The national trade union body’s ninth annual PensionsWatch survey, which analyses the pension arrangements of 362 directors from FTSE 100 organisations, shows that the average pension pot for a director’s defined benefit (DB) pension scheme is £3.91 million, providing an annual pension of £224,121.
The biggest pension pot in this year’s survey is worth £21.5 million. The average director’s pension is 23 times the average occupational pension (£9,568), and 34 times the average public sector pension (£6,497).
Despite the move away from DB pensions for most employees, the majority of organisations (58%) still provide these schemes to at least some of their directors. For the first time, however, a minority of directors (145) are in DB schemes.
The survey also claims that directors are able to build up their pension pots much faster than other staff. The most common accrual rate (the proportion of pay that a person receives as pension for each year they have been in the scheme) is 1/30th for directors. The most typical accrual rates for ordinary scheme members are 1/60th to 1/80th.
Many directors receive cash payments instead of participating in their firm’s pension schemes. The average cash payment was £138,436, an increase of £17,530 on last year. The biggest cash payment was £620,700.
Brendan Barber, general secretary of TUC, said: “This survey highlights the real pensions scandal in Britain today.
“Not content with trousering huge pay and bonuses, often without any link to their performance, top directors are also rewarding themselves with seven-digit pension pots.
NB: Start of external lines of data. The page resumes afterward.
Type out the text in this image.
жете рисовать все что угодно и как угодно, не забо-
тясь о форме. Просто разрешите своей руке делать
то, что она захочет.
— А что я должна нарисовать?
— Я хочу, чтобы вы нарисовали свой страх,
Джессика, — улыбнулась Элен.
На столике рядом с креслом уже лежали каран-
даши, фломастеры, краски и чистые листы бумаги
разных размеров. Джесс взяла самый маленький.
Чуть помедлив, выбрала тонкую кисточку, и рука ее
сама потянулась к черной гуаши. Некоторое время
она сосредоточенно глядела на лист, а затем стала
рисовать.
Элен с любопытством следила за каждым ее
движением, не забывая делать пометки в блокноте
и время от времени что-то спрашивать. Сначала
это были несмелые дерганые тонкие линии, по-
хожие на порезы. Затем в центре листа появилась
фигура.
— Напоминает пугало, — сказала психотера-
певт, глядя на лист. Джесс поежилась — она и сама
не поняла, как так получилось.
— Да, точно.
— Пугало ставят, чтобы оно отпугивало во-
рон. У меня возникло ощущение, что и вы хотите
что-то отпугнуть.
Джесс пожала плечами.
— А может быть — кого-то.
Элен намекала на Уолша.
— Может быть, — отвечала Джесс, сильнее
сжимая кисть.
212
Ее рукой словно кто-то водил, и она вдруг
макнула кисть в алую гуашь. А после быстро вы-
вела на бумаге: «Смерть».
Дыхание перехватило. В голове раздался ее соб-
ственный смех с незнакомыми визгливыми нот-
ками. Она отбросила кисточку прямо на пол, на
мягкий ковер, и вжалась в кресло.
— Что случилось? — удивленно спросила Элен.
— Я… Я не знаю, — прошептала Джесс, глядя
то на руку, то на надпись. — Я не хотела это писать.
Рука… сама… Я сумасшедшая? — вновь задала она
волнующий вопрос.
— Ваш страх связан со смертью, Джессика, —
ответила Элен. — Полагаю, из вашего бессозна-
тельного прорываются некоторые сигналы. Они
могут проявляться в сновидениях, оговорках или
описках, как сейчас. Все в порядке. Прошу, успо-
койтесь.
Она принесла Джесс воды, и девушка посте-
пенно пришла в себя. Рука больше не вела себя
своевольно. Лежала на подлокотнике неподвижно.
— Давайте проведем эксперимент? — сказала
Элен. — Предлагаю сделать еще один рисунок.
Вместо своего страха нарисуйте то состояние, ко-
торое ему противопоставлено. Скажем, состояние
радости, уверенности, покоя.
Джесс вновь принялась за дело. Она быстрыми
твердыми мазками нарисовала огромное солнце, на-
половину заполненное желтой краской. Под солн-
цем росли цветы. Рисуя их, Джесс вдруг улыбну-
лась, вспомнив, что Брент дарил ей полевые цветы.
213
Worse still, some of these firms have cut back or even closed pension schemes for their staff.
“The financial crash has put the issue of pay and bonuses firmly in the spotlight, but fat cat pensions are still shrouded in secrecy. The government must force organisations to disclose directors’ pension arrangements so that they can be scrutinised by both shareholders and staff.”
Darren Philp, director of policy for the National Association of Pension Funds (NAPF), added : “Everybody deserves a good workplace pension. While it is logical that higher earners will accrue larger retirement benefits, more transparency is needed around boardroom pensions.
“Boards need to be more up front about their pension arrangements, and explain special features such as lower retirement ages and more favourable accrual rates.†
“Investors such as pension funds need this information if they are to hold management to account and may have questions about fairness if boardroom pensions are much more generous than those on the shop floor.
“It is also worrying that directors’ pensions are not usually linked to performance. This could mean bosses are rewarded in their retirement despite failure in the job. Pensions must not become a back-door to boosting pay.
“We hope that companies will be more up front about boardroom retirement deals.”